Le Parlement a débuté l'examen du projet de loi de réforme des retraites, qui doit repousser l'âge légal de départ à la retraite à 64 ans et supprimer la majorité des régimes spéciaux.
À cette occasion, les débats sur les régimes de retraites auxquels sont soumis ceux qui font la loi et gouvernent refont surface.
L'occasion pour TF1info de faire le point.

Ce lundi 30 janvier en commission des Affaires sociales, les députés ont validé l'article 1er de la réforme des retraites prévoyant la disparition de la plupart des régimes spéciaux. Parmi eux, ceux de la RATP, des industries électriques et gazières et de la Banque de France. Mais quelques-uns subsistent et font parler d'eux, notamment ceux des parlementaires et du président de la République. Les critiques sont-elles justifiées ? À quels régimes de retraites sont-ils soumis ?

Seuls les sénateurs ont un régime spécial et leur propre caisse des retraites. D'ailleurs il y a quelques jours, le député LR Pierre-Henri Dumont s'est attiré les foudres de son propre camp en déposant un amendement proposant d'aligner le régime de retraite des élus de la chambre haute sur celui de la Fonction publique, comme c'est le cas de l'Assemblée nationale depuis 2018. Son amendement a été jugé irrecevable, mais il a rouvert le débat sur le régime des sénateurs.

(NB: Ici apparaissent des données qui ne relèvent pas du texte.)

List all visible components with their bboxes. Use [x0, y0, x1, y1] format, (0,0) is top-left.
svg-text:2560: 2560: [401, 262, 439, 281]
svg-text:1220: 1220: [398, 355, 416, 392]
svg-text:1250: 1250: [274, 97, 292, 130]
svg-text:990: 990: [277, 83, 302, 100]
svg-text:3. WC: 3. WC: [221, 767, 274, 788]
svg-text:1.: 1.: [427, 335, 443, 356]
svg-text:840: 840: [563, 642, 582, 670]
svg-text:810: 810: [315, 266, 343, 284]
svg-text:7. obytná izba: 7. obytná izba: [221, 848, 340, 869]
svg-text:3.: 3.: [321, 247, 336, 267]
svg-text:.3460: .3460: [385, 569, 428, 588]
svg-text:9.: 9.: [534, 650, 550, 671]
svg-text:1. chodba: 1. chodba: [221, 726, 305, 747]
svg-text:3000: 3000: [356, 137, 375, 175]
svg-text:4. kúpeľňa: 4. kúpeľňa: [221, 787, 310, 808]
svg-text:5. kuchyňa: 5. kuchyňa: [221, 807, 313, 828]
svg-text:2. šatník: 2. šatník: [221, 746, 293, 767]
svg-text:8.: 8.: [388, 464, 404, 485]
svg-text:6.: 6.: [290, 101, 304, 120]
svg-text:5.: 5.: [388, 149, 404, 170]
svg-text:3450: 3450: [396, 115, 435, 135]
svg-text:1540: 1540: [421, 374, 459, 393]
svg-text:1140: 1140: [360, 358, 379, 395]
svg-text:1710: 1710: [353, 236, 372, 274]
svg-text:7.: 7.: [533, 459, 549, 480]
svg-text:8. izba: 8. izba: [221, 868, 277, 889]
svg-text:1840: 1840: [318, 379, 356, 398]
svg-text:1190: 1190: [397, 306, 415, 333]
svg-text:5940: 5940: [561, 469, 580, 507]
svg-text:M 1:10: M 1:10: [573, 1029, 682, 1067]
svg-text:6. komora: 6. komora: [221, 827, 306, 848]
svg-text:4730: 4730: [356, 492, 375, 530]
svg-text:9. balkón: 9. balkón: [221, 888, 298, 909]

Au Sénat : une caisse des retraites autonome

Ces derniers bénéficient d'une caisse de retraite autonome, créée en 1905. Après six ans de mandat, elle permet à un sénateur de toucher une pension de près de 2200 euros nets mensuels. Mais ces derniers se défendent en assurant que leur système est équilibré. "M. Dumont semble ignorer que le régime des sénateurs est équilibré tandis que l'Assemblée doit compenser le déficit très élevé du sien par la participation de l'État qui s'élève chaque année à plusieurs dizaines de millions d'euros", a réagi le sénateur Philippe Bas auprès de Politico. "Les Sénateurs et le Sénat financent eux-mêmes les prestations de leur régime sans faire appel à des transferts financiers en provenance de l'État ou des autres régimes sociaux. Il n'y a ni dotation d'équilibre, ni subvention d'équilibre, ni transfert financier venant de l'extérieur", lit-on également sur le site de l'institution. 

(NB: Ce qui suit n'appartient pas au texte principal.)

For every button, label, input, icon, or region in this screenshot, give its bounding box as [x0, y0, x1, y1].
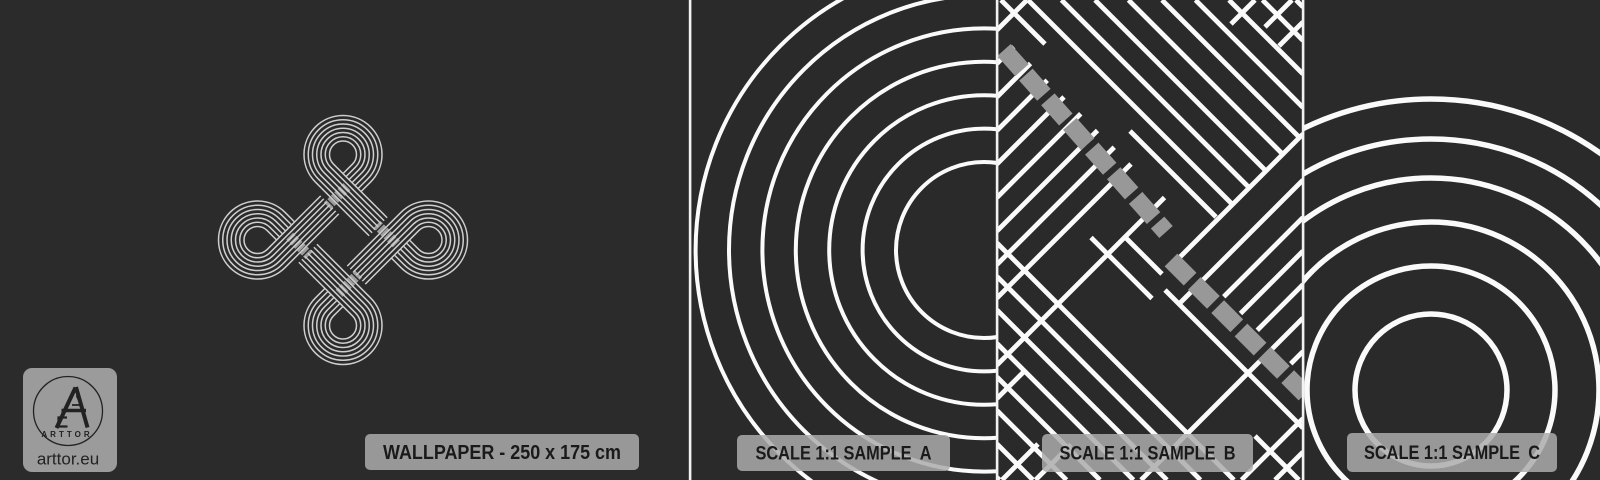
svg-text:ARTTOR: ARTTOR: [41, 430, 92, 439]
svg-text:SCALE 1:1 SAMPLE B: SCALE 1:1 SAMPLE B: [1060, 444, 1236, 465]
svg-text:arttor.eu: arttor.eu: [37, 450, 99, 469]
svg-text:SCALE 1:1 SAMPLE C: SCALE 1:1 SAMPLE C: [1364, 443, 1540, 464]
svg-text:WALLPAPER - 250 x 175 cm: WALLPAPER - 250 x 175 cm: [383, 441, 621, 464]
svg-text:SCALE 1:1 SAMPLE A: SCALE 1:1 SAMPLE A: [756, 444, 932, 465]
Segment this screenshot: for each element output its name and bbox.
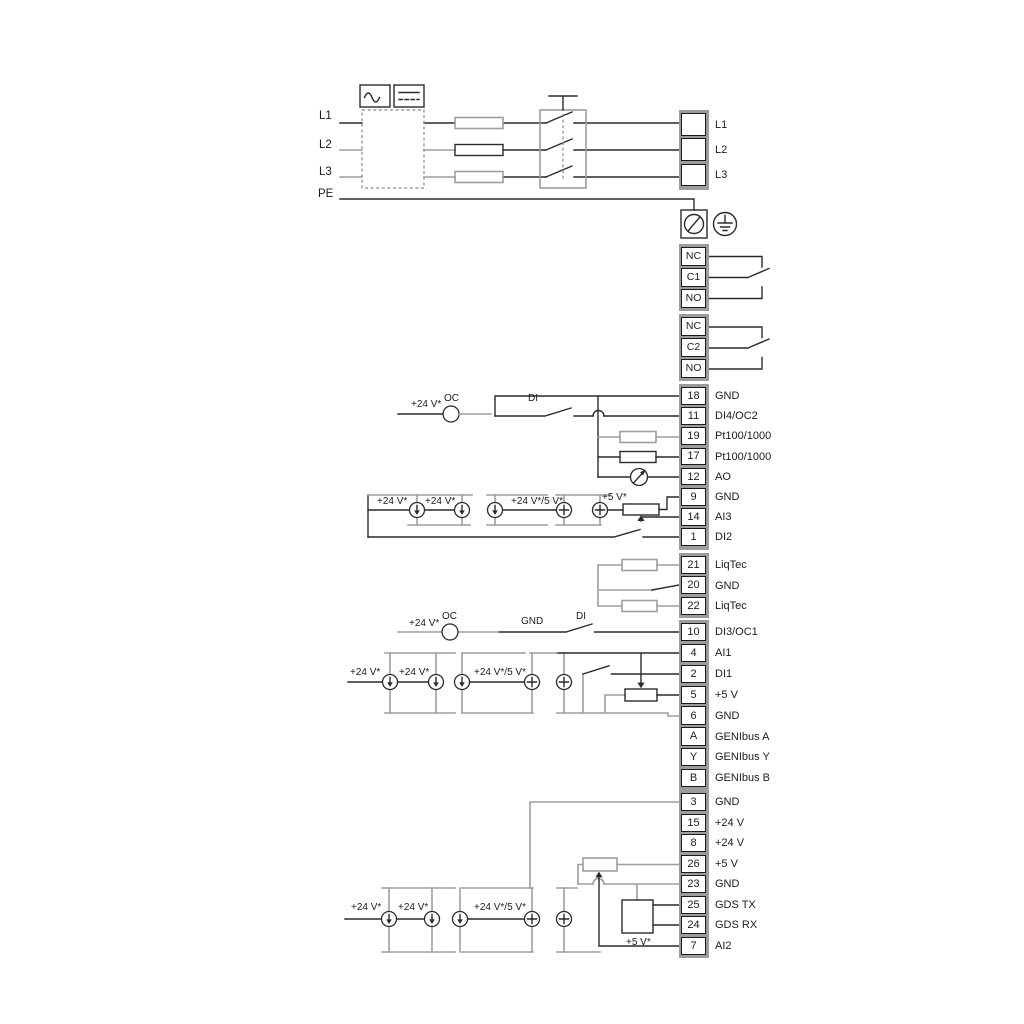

Philippe Bas rappelle également que "les retraites des députés et celles des sénateurs ne relèvent pas de la loi mais de résolutions de chaque assemblée". En effet, les règles sont fixées par le bureau du Sénat, mais selon son président, Gérard Larcher (LR), elles s'attachent à suivre la règlementation qui s'applique à tous les Français et les changements institués par la loi. En 2019 il indiquait que le régime de retraite des sénateurs appliquait "les mêmes paramètres que ceux applicables au régime général". Et il s'engageait, alors que le gouvernement d'Edouard Philippe s'apprêtait à faire voter une réforme des retraites finalement avortée à cause de la crise Covid, que les nouvelles dispositions votées seraient appliquées aux sénateurs.

La "retraite dotation" du chef de l'État

De leur côté, les députés ne bénéficient pas du même régime que leurs collègues sénateurs. Comme l'indique le site de l'Assemblée nationale, "les règles du régime de pensions des députés reprennent celles de la fonction publique d'État depuis la dernière réforme opérée par le Bureau de l'Assemblée nationale et entrée en vigueur le 1er janvier 2018". Actuellement, pour 5 ans de mandat, un ancien député à la retraire touche 684,38 euros.

Quid du président de la République, dont le député LFI Antoine Léaument aimerait voir le régime d'exception abolit ? En fait, il ne cotise pas à proprement parler à un système de retraite, mais il touche tous les mois après son élection une pension de 6220 euros brut mensuels. Pas besoin d'avoir cotisé les 43 annuités nécessaires ou d'avoir atteint 64 ans pour la toucher, elle est versée dès la fin de son mandat. Emmanuel Macron a indiqué en 2019 qu'il y renoncerait. Il a également fait part de son choix de ne pas siéger au Conseil constitutionnel, où peuvent siéger d'office tous les anciens chefs d'État. Cela aurait aussi pu lui assurer une "retraite" de 13.500 euros par mois.